Effect of several amines on the morphology, structure, purity, and photocatalytic activity of Ni6MnO8 nanostructures

Abstract

Water and wastewater contaminated by dyes are becoming a bigger global problem. The drawbacks of conventional treatment methods are their high prices, lack of sustainability, and partial elimination. Metal oxide semiconductor-based photocatalytic degradation has lately supplanted these techniques. One method promising for completely degrading azo dyes found in wastewater is photocatalysis. Ni₆MnO₈ nanostructures, a novel photocatalyst, were created in this study to aid in the photocatalytic breakdown of several dyes, especially Eriochrome Black T (EBT). These nanostructures were fabricated through a simple and low-cost co-precipitation method using different amines, including ammonia, tetraethylenepentamine, triethylenetetramine, and ethylenediamine (EDA) as precipitating and capping agents. The pure phase of Ni₆MnO₈ was achieved in the presence of ammonia. According to the DRS result (bandgap = 2.6 eV), visible light was used to conduct photocatalytic degradation tests on a several dyes solution. The results show that the degradation is greatly influenced by the type of catalyst, dye solution’s starting concentration, pH of dye solution, and the amount of catalyst used. Increased catalyst dose and acidic media result in increased degradation.

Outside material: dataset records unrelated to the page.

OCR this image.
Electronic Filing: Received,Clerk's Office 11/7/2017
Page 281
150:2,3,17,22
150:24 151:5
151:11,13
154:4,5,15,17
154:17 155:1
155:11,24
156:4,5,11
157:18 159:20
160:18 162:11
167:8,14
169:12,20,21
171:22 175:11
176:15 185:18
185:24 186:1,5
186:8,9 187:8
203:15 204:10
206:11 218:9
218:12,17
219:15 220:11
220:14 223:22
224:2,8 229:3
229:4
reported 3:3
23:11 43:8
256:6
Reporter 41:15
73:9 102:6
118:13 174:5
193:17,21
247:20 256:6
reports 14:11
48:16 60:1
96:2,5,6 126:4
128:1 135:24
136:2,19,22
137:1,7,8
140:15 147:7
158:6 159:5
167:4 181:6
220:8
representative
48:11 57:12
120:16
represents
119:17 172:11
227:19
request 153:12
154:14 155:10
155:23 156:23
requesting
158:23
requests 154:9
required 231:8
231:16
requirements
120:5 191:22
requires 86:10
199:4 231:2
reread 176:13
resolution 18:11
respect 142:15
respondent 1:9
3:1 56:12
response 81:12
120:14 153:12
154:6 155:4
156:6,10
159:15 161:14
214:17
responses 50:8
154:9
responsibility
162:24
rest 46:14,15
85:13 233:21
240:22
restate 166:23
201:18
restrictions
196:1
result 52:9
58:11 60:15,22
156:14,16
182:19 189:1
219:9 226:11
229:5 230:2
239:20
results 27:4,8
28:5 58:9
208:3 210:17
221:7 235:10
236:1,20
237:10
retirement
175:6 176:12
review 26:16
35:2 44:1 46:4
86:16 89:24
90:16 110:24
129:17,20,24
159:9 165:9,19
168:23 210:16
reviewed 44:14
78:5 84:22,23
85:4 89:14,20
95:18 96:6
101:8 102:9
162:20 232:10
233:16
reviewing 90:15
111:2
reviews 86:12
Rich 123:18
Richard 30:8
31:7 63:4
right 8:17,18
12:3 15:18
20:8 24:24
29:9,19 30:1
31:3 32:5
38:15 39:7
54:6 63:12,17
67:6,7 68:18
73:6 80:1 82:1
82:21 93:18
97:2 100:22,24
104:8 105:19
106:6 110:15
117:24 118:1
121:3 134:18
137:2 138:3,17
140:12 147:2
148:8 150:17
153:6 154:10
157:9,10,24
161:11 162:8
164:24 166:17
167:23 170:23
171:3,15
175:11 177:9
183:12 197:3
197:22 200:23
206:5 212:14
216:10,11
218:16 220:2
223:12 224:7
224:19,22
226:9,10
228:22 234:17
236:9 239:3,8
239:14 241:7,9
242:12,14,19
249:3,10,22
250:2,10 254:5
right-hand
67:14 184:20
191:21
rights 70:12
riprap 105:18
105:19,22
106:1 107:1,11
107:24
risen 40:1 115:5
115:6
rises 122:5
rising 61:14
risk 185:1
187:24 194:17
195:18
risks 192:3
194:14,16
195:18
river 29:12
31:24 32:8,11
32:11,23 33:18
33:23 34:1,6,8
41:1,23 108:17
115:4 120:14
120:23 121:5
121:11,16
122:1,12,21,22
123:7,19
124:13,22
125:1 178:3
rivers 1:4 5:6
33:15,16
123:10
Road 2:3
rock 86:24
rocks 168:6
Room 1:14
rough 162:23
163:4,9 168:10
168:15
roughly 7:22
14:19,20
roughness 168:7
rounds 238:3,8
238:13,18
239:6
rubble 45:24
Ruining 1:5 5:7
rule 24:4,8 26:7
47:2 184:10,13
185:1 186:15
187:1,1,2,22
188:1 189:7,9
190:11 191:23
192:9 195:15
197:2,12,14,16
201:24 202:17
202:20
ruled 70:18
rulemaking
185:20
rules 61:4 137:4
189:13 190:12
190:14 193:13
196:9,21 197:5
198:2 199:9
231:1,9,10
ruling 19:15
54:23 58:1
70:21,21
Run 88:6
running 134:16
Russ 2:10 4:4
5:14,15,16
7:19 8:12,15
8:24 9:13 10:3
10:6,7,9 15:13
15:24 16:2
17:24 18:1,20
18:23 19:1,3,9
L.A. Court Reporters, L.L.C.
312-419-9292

The maximum degradation rate of Ni₆MnO₈ prepared in the presence of ammonia on EBT is 96.3% under visible light, and its pseudo-first-order reaction rate constant is 0.0182 min^–1. The scavenger experiment revealed the hydroxyl radicals performed the superior role in the degradation of EBT. The recycling test indicated the high stability of Ni₆MnO₈, with the yield reduced by only 5.6% after five cycles.